El plan le costaría a cada ciudadano estadounidense 2300 dólares. Pero, se ha minimizado este costo, según el presidente del Tesoro Henry Paulson. Si bien el costo fiscal, el coste por adelantado, en términos de deuda pública, es alto, el costo último para el contribuyente no tendría porque serlo, ya que el programa no es de gasto sino de compra de activos que luego se venderían lo que haría que los ingresos retornen.
La urgencia de la aprobación del plan se da ante la situación de riesgo en la que se encuentra toda la economía, el posible pánico financiero, la pérdida de ahorros para el retiro y empleos, cierre de empresas y como consecuencia una larga y dolorosa recesión.
En respuesta, los candidatos presidenciales mandaron un comunicado conjunto en el que precisaban que el plan de rescate debía responder a cuatro principios: a) vigilar el uso del dinero público por una comisión independiente, b) asegurarse de que el plan no beneficiara a los directores de Wall Street cuya codicia e irresponsabilidad contribuyeron a esta crisis, c) ayudar a las familias que luchan por quedarse con sus casas, y d) asegurase que no servirá a intereses particulares.
El demócrata Christopher Dodd, presidente del Comité de Banca del Senado, ha asegurado hoy que se ha llegado a un acuerdo sobre los principios de plan de rescate financiero que negocia el Gobierno con el Congreso que están en concordancia con lo ya antes mencionado.
Uno de los planes propuestos y filtrados a la prensa de EE UU es el de dar inmediatamente 250.000 millones de dólares (170.000 millones de euros) y otros 100.000 millones para que el presidente use según su criterio.
Ya con un acuerdo sobre los principios del plan de rescate, nacen algunas preguntas: ¿Se solucionará así el problema? Todavía no se saben las consecuencias a largo plazo. Además de los problemas de liquidez del mercado hay uno más de estructura por resolver.
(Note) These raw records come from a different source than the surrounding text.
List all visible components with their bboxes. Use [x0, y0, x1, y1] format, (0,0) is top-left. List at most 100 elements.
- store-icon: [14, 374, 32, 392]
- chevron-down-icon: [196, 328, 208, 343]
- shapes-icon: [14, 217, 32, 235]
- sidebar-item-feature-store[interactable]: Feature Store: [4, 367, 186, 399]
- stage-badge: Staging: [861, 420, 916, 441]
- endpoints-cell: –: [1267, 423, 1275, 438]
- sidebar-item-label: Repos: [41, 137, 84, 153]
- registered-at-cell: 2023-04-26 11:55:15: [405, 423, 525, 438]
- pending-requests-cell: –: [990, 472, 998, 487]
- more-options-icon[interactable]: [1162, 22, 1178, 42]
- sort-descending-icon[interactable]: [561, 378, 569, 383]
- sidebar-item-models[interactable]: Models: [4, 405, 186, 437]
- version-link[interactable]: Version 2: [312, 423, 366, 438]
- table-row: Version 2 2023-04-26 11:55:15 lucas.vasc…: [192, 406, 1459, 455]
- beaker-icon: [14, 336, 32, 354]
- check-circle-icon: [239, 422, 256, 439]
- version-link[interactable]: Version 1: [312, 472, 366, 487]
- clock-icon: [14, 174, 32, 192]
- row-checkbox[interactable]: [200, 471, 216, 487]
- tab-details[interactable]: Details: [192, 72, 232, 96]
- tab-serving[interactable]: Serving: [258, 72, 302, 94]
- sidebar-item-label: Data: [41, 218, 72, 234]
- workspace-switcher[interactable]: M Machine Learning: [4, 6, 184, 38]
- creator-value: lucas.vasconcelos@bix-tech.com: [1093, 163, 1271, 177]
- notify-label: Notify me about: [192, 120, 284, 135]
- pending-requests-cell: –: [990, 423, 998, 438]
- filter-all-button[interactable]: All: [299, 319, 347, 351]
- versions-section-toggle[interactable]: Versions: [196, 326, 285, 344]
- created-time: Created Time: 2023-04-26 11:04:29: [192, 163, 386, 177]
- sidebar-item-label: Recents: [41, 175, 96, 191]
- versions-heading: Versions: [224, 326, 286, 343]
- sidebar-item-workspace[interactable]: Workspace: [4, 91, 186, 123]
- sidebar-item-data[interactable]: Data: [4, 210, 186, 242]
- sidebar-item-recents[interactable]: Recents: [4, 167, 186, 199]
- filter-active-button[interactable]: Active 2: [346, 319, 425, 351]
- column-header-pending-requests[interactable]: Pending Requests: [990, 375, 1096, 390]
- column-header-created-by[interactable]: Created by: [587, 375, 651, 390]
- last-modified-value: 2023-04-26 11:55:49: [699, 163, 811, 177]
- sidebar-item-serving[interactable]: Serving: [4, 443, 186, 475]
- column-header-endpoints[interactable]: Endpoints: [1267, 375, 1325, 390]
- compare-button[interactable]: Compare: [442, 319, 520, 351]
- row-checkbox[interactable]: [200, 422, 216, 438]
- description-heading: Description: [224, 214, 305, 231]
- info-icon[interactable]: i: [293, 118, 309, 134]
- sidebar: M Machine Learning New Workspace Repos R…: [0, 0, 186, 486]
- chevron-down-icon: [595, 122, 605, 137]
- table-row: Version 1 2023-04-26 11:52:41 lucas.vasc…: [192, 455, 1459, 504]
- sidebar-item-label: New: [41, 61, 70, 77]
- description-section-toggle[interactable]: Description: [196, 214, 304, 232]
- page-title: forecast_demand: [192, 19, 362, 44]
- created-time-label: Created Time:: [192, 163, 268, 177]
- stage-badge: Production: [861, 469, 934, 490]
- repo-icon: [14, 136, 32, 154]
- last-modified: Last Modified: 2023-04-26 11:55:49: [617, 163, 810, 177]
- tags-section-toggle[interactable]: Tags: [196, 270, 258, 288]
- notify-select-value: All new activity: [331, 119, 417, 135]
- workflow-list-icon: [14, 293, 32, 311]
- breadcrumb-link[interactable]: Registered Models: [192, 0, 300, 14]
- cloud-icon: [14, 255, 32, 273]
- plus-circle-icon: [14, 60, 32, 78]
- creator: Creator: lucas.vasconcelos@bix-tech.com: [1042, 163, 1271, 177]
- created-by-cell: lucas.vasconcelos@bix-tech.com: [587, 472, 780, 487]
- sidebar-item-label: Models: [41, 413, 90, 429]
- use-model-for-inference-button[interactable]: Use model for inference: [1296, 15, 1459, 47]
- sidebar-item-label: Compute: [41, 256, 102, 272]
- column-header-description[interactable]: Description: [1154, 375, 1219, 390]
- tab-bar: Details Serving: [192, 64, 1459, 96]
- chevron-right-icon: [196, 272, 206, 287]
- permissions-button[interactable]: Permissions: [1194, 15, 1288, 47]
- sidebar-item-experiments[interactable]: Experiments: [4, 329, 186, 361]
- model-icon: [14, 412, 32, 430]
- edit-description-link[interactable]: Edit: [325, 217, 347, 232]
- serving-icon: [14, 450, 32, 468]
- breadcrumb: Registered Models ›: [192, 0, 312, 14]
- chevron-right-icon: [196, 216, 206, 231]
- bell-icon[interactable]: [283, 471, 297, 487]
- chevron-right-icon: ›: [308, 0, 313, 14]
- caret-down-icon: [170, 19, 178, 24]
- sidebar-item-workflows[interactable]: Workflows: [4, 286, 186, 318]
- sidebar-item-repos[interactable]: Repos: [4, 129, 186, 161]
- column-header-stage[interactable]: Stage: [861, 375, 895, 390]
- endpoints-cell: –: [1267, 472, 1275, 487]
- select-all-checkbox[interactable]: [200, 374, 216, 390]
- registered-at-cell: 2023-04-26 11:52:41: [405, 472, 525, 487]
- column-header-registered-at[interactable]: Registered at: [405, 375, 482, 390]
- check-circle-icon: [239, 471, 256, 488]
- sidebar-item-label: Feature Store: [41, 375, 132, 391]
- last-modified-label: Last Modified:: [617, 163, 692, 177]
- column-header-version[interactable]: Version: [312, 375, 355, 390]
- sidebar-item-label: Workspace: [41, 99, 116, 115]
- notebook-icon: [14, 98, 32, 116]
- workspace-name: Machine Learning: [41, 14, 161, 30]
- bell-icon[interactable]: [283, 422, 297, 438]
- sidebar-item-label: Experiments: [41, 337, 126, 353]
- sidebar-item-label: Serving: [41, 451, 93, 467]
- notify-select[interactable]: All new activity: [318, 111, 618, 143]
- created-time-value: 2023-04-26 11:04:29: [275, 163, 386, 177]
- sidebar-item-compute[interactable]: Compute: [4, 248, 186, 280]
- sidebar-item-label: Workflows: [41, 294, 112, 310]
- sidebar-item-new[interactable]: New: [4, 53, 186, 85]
Esta crisis es resultado de las fallas regulatorias para proteger al sistemas financiero de riesgos excesivos, la actuación criticable de las agencias calificadoras de riesgo, cuyo rol necesitará ser redefinido en vista a la actuación que tuvieron durante esta crisis y la desmedida ambición de las firmas de Wall Street.
La otra pregunta que queda suelta en el aire es: ¿Por qué las ganancias de las entidades financieras van a parar a unas pocas manos y las pérdidas, por lo menos en el corto plazo, recaen en la sociedad en su conjunto? Los mercados financieros habían crecido excesivamente en relación con el tamaño de la economía y sus firmas han quebrado por una gestión deficiente, ¿Por qué para salvarlos se debe utilizar dinero público? La respuesta del ejecutivo ha sido que el objetivo no es preservar a una empresa sino a la economía del país. Aunque la respuesta tenga mucha coherencia por la inevitable relación entre los mercados financieros y el sector real de la economía, aun así, nos deja cierto mal sabor de boca, por ejemplo, el saber que muchos de los ejecutivos de estas firmas obtuvieron bonificaciones de las sobre ganancias que ahora sabemos eran irreales.
En las ironías del sistema, si una individuo (digamos representativo) entra en crisis y no puede pagarle al banco un préstamo requerido, este le quita sus bienes; pero cuando el banco quiebra y pone en riesgo a todo el sistema, este mismo individuo debe pagar para que el banco pueda seguir cobrándole.